MORE ABOUT THE READERS
Dan Alter's new poetry collection is Hills Full of Holes. Judy Halebsky says, "These immersive poems open interior and exterior worlds and diminish dichotomies of plant and human, nature and industry, history and now. Tender and vivid, they ask the reader to change perspectives and see the world anew." Dan Alter's previous collection is My Little Book of Exiles, winner of the Poetry Prize for the 2022 Cowan Writer's Awards. A volume of translations, Take a Breath, You're Getting Excited, was published in 2024. He has published poems in journals including Field, Fourteen Hills, Pank, and ZYZZYVA. He was a fellow of the Arad Arts Project and a finalist for the Rosenberg Award for Poems on the Jewish Experience. He is a member of the Community of Writers at Olympic Valley, and holds an MFA from Saint Mary's College of California. The Learning and Engagement Coordinator at the Magnes Museum, he lives in Berkeley.
Judy Halebsky has three full-length books, most recently Spring and a Thousand Years (Unabridged), winner of the Miller Williams Poetry Prize. Katy Peterson says, "Under the spell of Basho's haiku, but written in a voice entirely its own, Judy Halebsky's Spring and a Thousand Years (Unabridged) is the first book of poetry I've read in years that makes civilization look good. It makes me want to make dinner, make love, and make noise. Only a poet this generous, this wise, and this rich in language could have made this splendid thing. Read this book and you will wish you were her neighbor." Her previous collections are Sky = Empty, winner of the New Issues Poetry Prize, Tree Line, and Space/Gap/Interval/Distance, a chapbook. Originally from Nova Scotia, she moved to the Bay Area to study poetry at Mills College, then spent five years in Japan on fellowships from the Japanese Ministry of Culture. She directs the low-residency MFA at Dominican University of California, and lives in Oakland.

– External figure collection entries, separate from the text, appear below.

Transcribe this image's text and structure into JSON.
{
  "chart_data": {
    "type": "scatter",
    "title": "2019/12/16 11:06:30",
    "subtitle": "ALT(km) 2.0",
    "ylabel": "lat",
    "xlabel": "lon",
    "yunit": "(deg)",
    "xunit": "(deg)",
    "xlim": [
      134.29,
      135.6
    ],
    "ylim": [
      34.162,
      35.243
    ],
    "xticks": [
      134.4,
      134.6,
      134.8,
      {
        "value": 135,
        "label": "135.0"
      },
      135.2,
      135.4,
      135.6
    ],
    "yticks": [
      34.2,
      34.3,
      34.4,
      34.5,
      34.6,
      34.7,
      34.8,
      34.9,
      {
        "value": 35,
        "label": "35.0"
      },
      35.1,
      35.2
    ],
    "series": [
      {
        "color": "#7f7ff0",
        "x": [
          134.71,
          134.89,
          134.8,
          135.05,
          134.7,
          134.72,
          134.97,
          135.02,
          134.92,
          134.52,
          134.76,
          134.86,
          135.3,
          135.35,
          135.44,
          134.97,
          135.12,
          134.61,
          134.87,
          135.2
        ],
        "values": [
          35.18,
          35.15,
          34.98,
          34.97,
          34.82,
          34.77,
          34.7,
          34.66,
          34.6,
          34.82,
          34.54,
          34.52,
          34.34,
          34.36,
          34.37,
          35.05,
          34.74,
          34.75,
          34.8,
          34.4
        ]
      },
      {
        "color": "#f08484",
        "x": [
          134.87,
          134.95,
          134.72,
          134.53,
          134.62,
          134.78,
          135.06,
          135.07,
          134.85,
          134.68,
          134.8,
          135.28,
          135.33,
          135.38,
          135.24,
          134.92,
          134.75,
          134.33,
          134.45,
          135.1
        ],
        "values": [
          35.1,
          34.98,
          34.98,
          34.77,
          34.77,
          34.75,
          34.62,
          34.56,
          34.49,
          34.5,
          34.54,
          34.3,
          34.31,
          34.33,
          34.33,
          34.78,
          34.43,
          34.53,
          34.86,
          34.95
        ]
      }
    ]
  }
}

Maw Shein Win's new book of poems is Percussing the Thinking Jar. Lee Herrick says, "Percussing the Thinking Jar is a marvel of lyric invention. The 'thought logs' make stream of consciousness feel new. Stroke log, vertigo log, anxiety meditations, wild ideas: no idea or language is out of Win's reach." Her previous collections include Storage Unit for the Spirit House, nominated for the Northern California Book Award in Poetry, longlisted for the PEN America Open Book Award, and shortlisted for CALIBA's Golden Poppy Award for Poetry; Invisible Gifts: New and Selected Poems; and two chapbooks, Ruins of a glittering palace and Score and Bone. A Burmese-American poet who teaches poetry in the MFA Program at the University of San Francisco, she served as the inaugural Poet Laureate of El Cerrito, California 2016-2018.